Wired For Intimacy

Wired for Intimacy.
How Pornography Hijacks The Male Brain

By William Struthers


Other Information: Intervarsity Press, Downers Grove, IL: 2009. (189 pages.)

BOOK REVIEW

Reviewer: Mike Novotny
Review Date: August, 2013

Porn changes your brain.  The vast advances in neuroscience in recent years have uncovered the tragic results of pornography usage on the brain and body itself.  Neuroscientist William Struthers explains just a few of the effects in this worthy read.

Pornography teaches its students to focus on the physiology of sexual sensations and not on the relationships for which those sensations are intended.

Let me begin this review with what the two things I found lacking in Struthers’s work.  First, I longed for him to make more pointed applications of his in-depth research and understanding of the wiring of the human brain.  Often, he would spend pages describing the intricacies of the brain…but then left me with only generic applications of what that meant for me when it came to the temptation of pornography.  Pointedly applying his expertise would have been greatly appreciated.

My second critique is perhaps unfair—I would have loved to have seen more hope offered in the gospel of Jesus Christ.  Since so many sexual strugglers carry shame and guilt, the very topic nearly requires lots of reminders of God’s love, Jesus’ forgiveness, and the power of the Holy Spirit to cleanse us of past sins.  I don’t sense that this was the point of his book, but I appreciate that reminder nonetheless.

Overall, however, I put my highlighter to good use in this book.  The author begins with an eye-opening overview of what porn has done to our culture, noting the detachment of intimacy from the sexual act.  “Pornography teaches its students to focus on the physiology of sexual sensations and not on the relationships for which those sensations are intended.”  Later in the same chapter, he remarks, “Men believe they should make love like a porn star to a woman who should look like a porn star.  Rather than being who he is with the woman he is with.”

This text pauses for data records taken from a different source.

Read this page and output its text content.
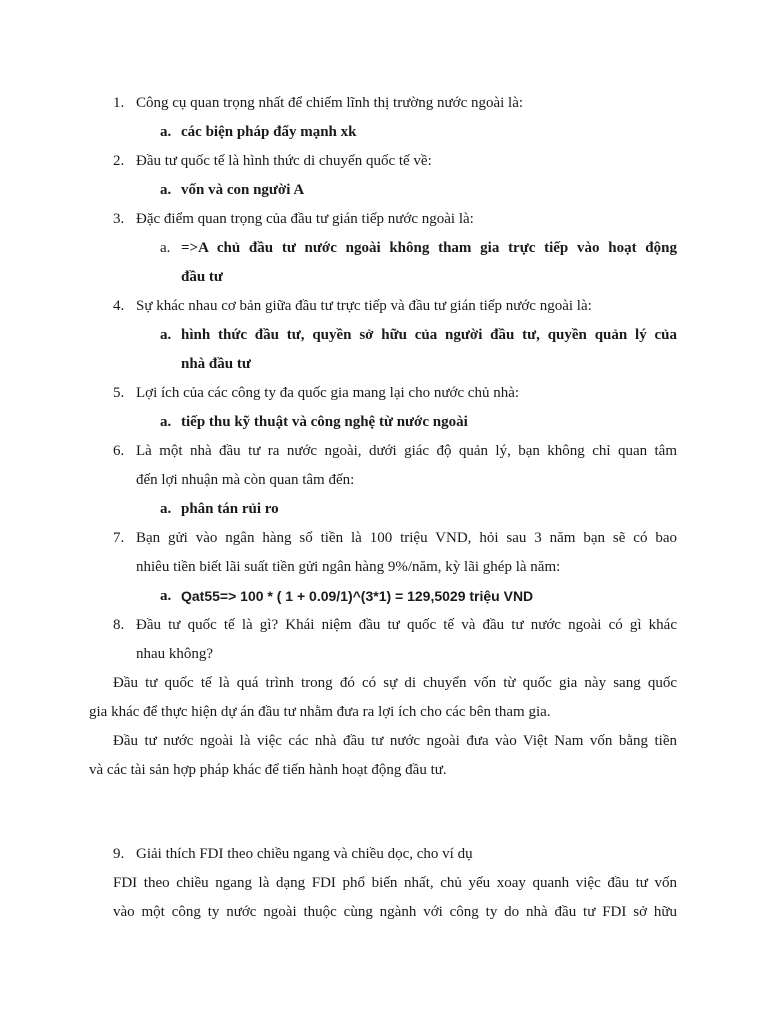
1. Công cụ quan trọng nhất để chiếm lĩnh thị trường nước ngoài là:
a. các biện pháp đẩy mạnh xk
2. Đầu tư quốc tế là hình thức di chuyển quốc tế về:
a. vốn và con người A
3. Đặc điểm quan trọng của đầu tư gián tiếp nước ngoài là:
a. =>A chủ đầu tư nước ngoài không tham gia trực tiếp vào hoạt động
đầu tư
4. Sự khác nhau cơ bản giữa đầu tư trực tiếp và đầu tư gián tiếp nước ngoài là:
a. hình thức đầu tư, quyền sở hữu của người đầu tư, quyền quản lý của
nhà đầu tư
5. Lợi ích của các công ty đa quốc gia mang lại cho nước chủ nhà:
a. tiếp thu kỹ thuật và công nghệ từ nước ngoài
6. Là một nhà đầu tư ra nước ngoài, dưới giác độ quản lý, bạn không chỉ quan tâm
đến lợi nhuận mà còn quan tâm đến:
a. phân tán rủi ro
7. Bạn gửi vào ngân hàng số tiền là 100 triệu VND, hỏi sau 3 năm bạn sẽ có bao
nhiêu tiền biết lãi suất tiền gửi ngân hàng 9%/năm, kỳ lãi ghép là năm:
a. Qat55=> 100 * ( 1 + 0.09/1)^(3*1) = 129,5029 triệu VND
8. Đầu tư quốc tế là gì? Khái niệm đầu tư quốc tế và đầu tư nước ngoài có gì khác
nhau không?
Đầu tư quốc tế là quá trình trong đó có sự di chuyển vốn từ quốc gia này sang quốc
gia khác để thực hiện dự án đầu tư nhằm đưa ra lợi ích cho các bên tham gia.
Đầu tư nước ngoài là việc các nhà đầu tư nước ngoài đưa vào Việt Nam vốn bằng tiền
và các tài sản hợp pháp khác để tiến hành hoạt động đầu tư.
9. Giải thích FDI theo chiều ngang và chiều dọc, cho ví dụ
FDI theo chiều ngang là dạng FDI phổ biến nhất, chủ yếu xoay quanh việc đầu tư vốn
vào một công ty nước ngoài thuộc cùng ngành với công ty do nhà đầu tư FDI sở hữu
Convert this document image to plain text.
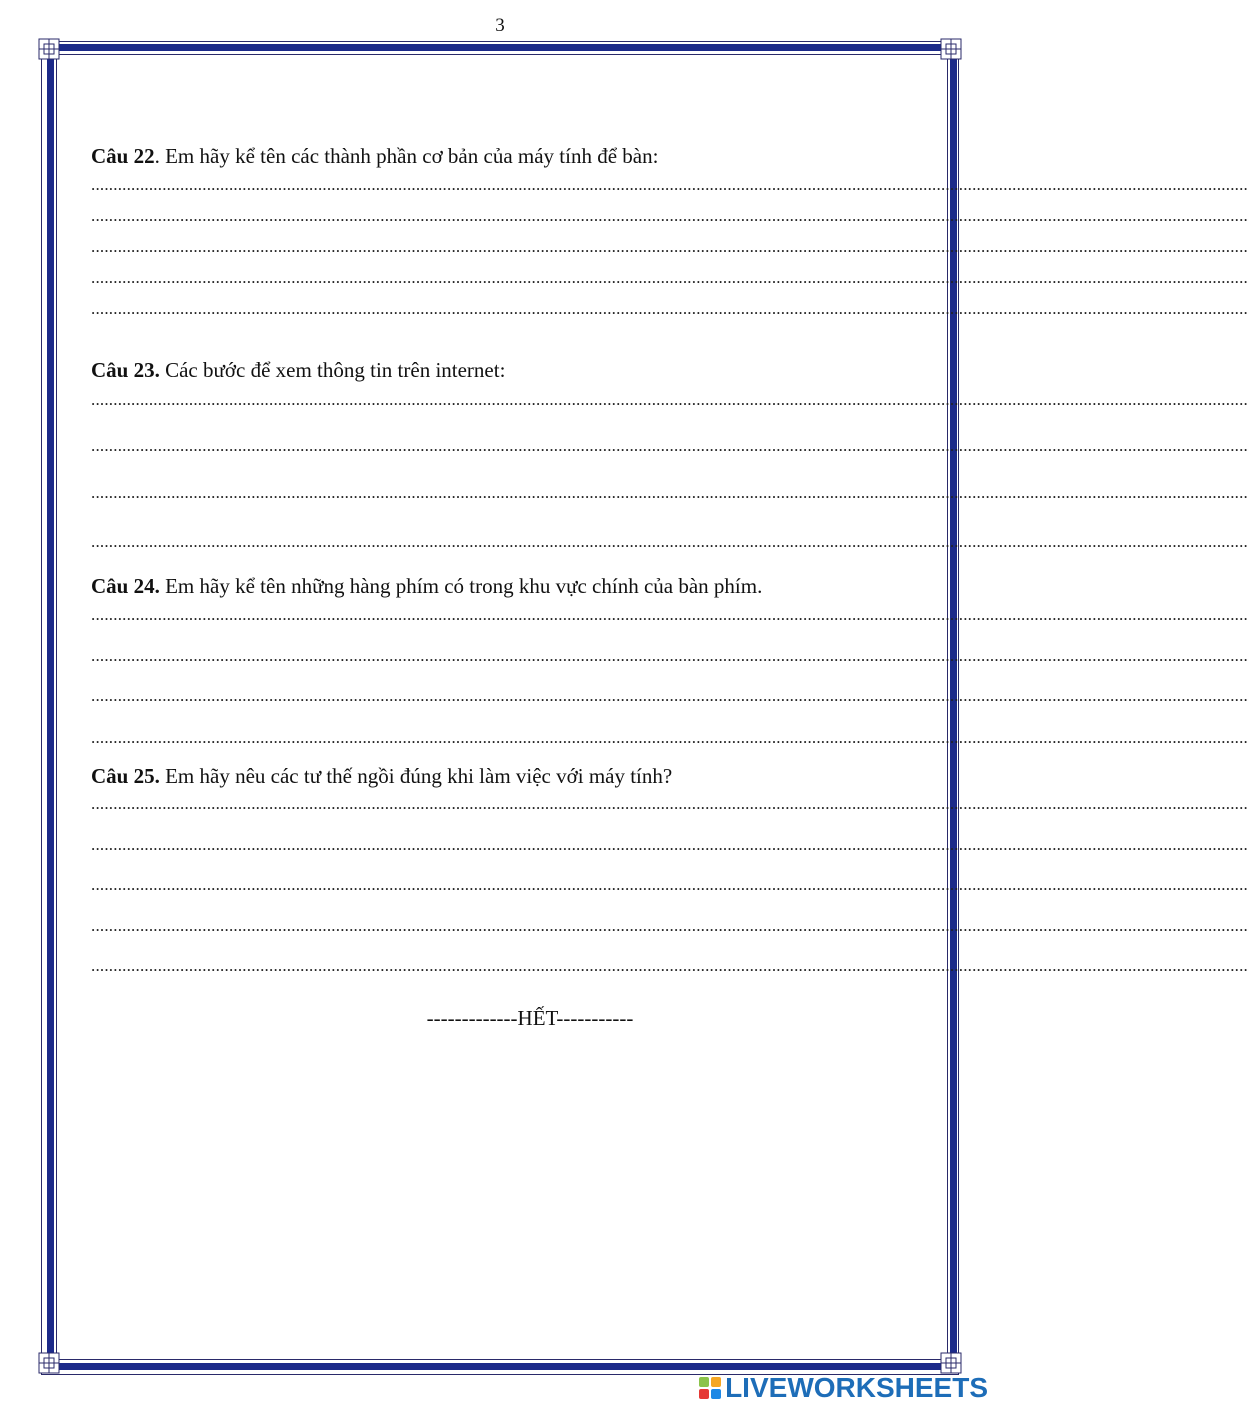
3
Câu 22. Em hãy kể tên các thành phần cơ bản của máy tính để bàn:
....................................................................................................................................................................................................................................................................
....................................................................................................................................................................................................................................................................
....................................................................................................................................................................................................................................................................
....................................................................................................................................................................................................................................................................
....................................................................................................................................................................................................................................................................
Câu 23. Các bước để xem thông tin trên internet:
....................................................................................................................................................................................................................................................................
....................................................................................................................................................................................................................................................................
....................................................................................................................................................................................................................................................................
....................................................................................................................................................................................................................................................................
Câu 24. Em hãy kể tên những hàng phím có trong khu vực chính của bàn phím.
....................................................................................................................................................................................................................................................................
....................................................................................................................................................................................................................................................................
....................................................................................................................................................................................................................................................................
....................................................................................................................................................................................................................................................................
Câu 25. Em hãy nêu các tư thế ngồi đúng khi làm việc với máy tính?
....................................................................................................................................................................................................................................................................
....................................................................................................................................................................................................................................................................
....................................................................................................................................................................................................................................................................
....................................................................................................................................................................................................................................................................
....................................................................................................................................................................................................................................................................
-------------HẾT-----------
LIVEWORKSHEETS
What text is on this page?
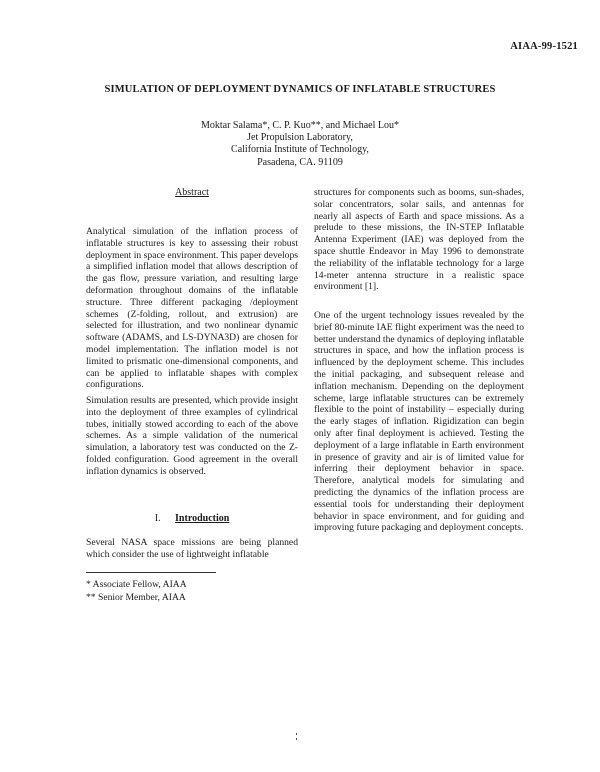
AIAA-99-1521
SIMULATION OF DEPLOYMENT DYNAMICS OF INFLATABLE STRUCTURES
Moktar Salama*, C. P. Kuo**, and Michael Lou*
Jet Propulsion Laboratory,
California Institute of Technology,
Pasadena, CA. 91109
Abstract

Analytical simulation of the inflation process of inflatable structures is key to assessing their robust deployment in space environment. This paper develops a simplified inflation model that allows description of the gas flow, pressure variation, and resulting large deformation throughout domains of the inflatable structure. Three different packaging /deployment schemes (Z-folding, rollout, and extrusion) are selected for illustration, and two nonlinear dynamic software (ADAMS, and LS-DYNA3D) are chosen for model implementation. The inflation model is not limited to prismatic one-dimensional components, and can be applied to inflatable shapes with complex configurations.

Simulation results are presented, which provide insight into the deployment of three examples of cylindrical tubes, initially stowed according to each of the above schemes. As a simple validation of the numerical simulation, a laboratory test was conducted on the Z-folded configuration. Good agreement in the overall inflation dynamics is observed.

I. Introduction

Several NASA space missions are being planned which consider the use of lightweight inflatable

structures for components such as booms, sun-shades, solar concentrators, solar sails, and antennas for nearly all aspects of Earth and space missions. As a prelude to these missions, the IN-STEP Inflatable Antenna Experiment (IAE) was deployed from the space shuttle Endeavor in May 1996 to demonstrate the reliability of the inflatable technology for a large 14-meter antenna structure in a realistic space environment [1].

One of the urgent technology issues revealed by the brief 80-minute IAE flight experiment was the need to better understand the dynamics of deploying inflatable structures in space, and how the inflation process is influenced by the deployment scheme. This includes the initial packaging, and subsequent release and inflation mechanism. Depending on the deployment scheme, large inflatable structures can be extremely flexible to the point of instability – especially during the early stages of inflation. Rigidization can begin only after final deployment is achieved. Testing the deployment of a large inflatable in Earth environment in presence of gravity and air is of limited value for inferring their deployment behavior in space. Therefore, analytical models for simulating and predicting the dynamics of the inflation process are essential tools for understanding their deployment behavior in space environment, and for guiding and improving future packaging and deployment concepts.

* Associate Fellow, AIAA
** Senior Member, AIAA
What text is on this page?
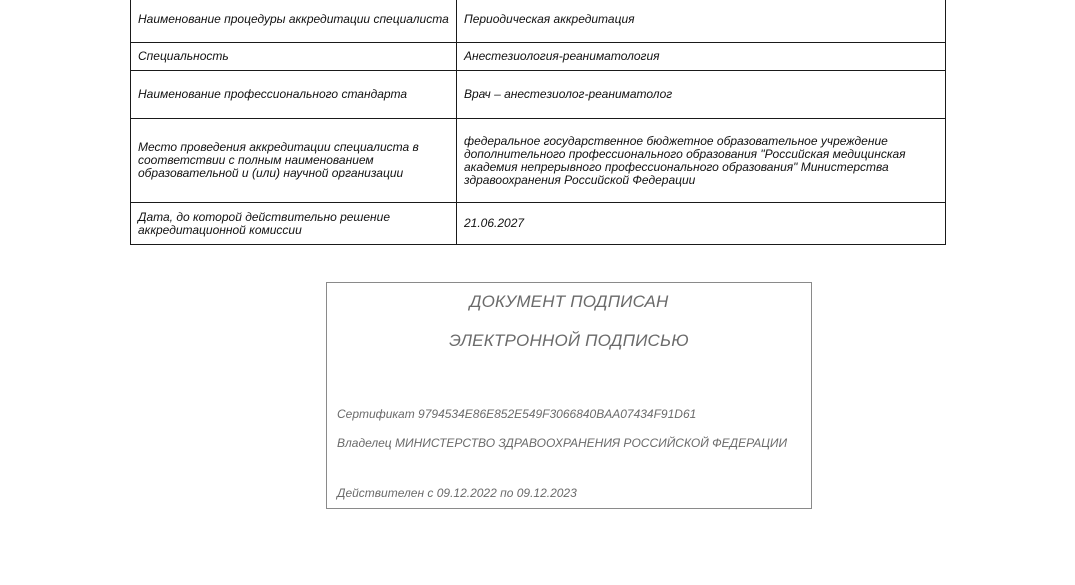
Наименование процедуры аккредитации специалиста	Периодическая аккредитация
Специальность	Анестезиология-реаниматология
Наименование профессионального стандарта	Врач – анестезиолог-реаниматолог
Место проведения аккредитации специалиста в соответствии с полным наименованием образовательной и (или) научной организации	федеральное государственное бюджетное образовательное учреждение дополнительного профессионального образования "Российская медицинская академия непрерывного профессионального образования" Министерства здравоохранения Российской Федерации
Дата, до которой действительно решение аккредитационной комиссии	21.06.2027
ДОКУМЕНТ ПОДПИСАН
ЭЛЕКТРОННОЙ ПОДПИСЬЮ
Сертификат 9794534E86E852E549F3066840BAA07434F91D61
Владелец МИНИСТЕРСТВО ЗДРАВООХРАНЕНИЯ РОССИЙСКОЙ ФЕДЕРАЦИИ
Действителен с 09.12.2022 по 09.12.2023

In the chapter “Your Brain on Porn”, Struthers unpacks the circuitry of the brain and how porn rewires it.  “With each lingering stare, pornography deepens a Grand Canyon-like gorge in the brain through which images of women are destined to flow…All women become potential porn stars.”  The most stunning point to me personally was his understanding and explanation of the chemicals released in the brain during porn use (like dopamine and norepinehprine), which physically teach our bodies where to direct their energy and focus.  That means that our bodies, after frequent porn use, develop a craving like a drug addict would have!  With every peek and click, the brain finds it harder and harder to say, “No.”

Finally, I have to share my favorite section of the book, which dealt with masturbation.  There is much debate whether masturbation is sinful in and of itself or just sinful in the majority of cases where lust for a non-spouse is involved.  Evaluating various views held among Christians, Struthers concludes, “Masturbation is playing with neurochemical fire.”  Meaning?  He explains how the chemicals released during masturbation, even if our personal thoughts aren’t sinful in themselves, will nevertheless bond us to something.  His conclusion?  “You will be bound to something, because that is what it does neurologically—it associates the orgasm with something.  The question to be asked is, ‘What is it binding you to?’”  Even a husband masturbating to a fantasy about his wife is binding himself to the fantasy and not the real woman God has given him.  While this may not end the debate among Christians, it’s a strong warning about playing with this “fire”.  You might just get burned.

Overall, I wouldn’t put Struthers’s book on the top of my list for helping those struggling with pornography.  However, it is a great read to understand the physical dangers that pornography presents with every click.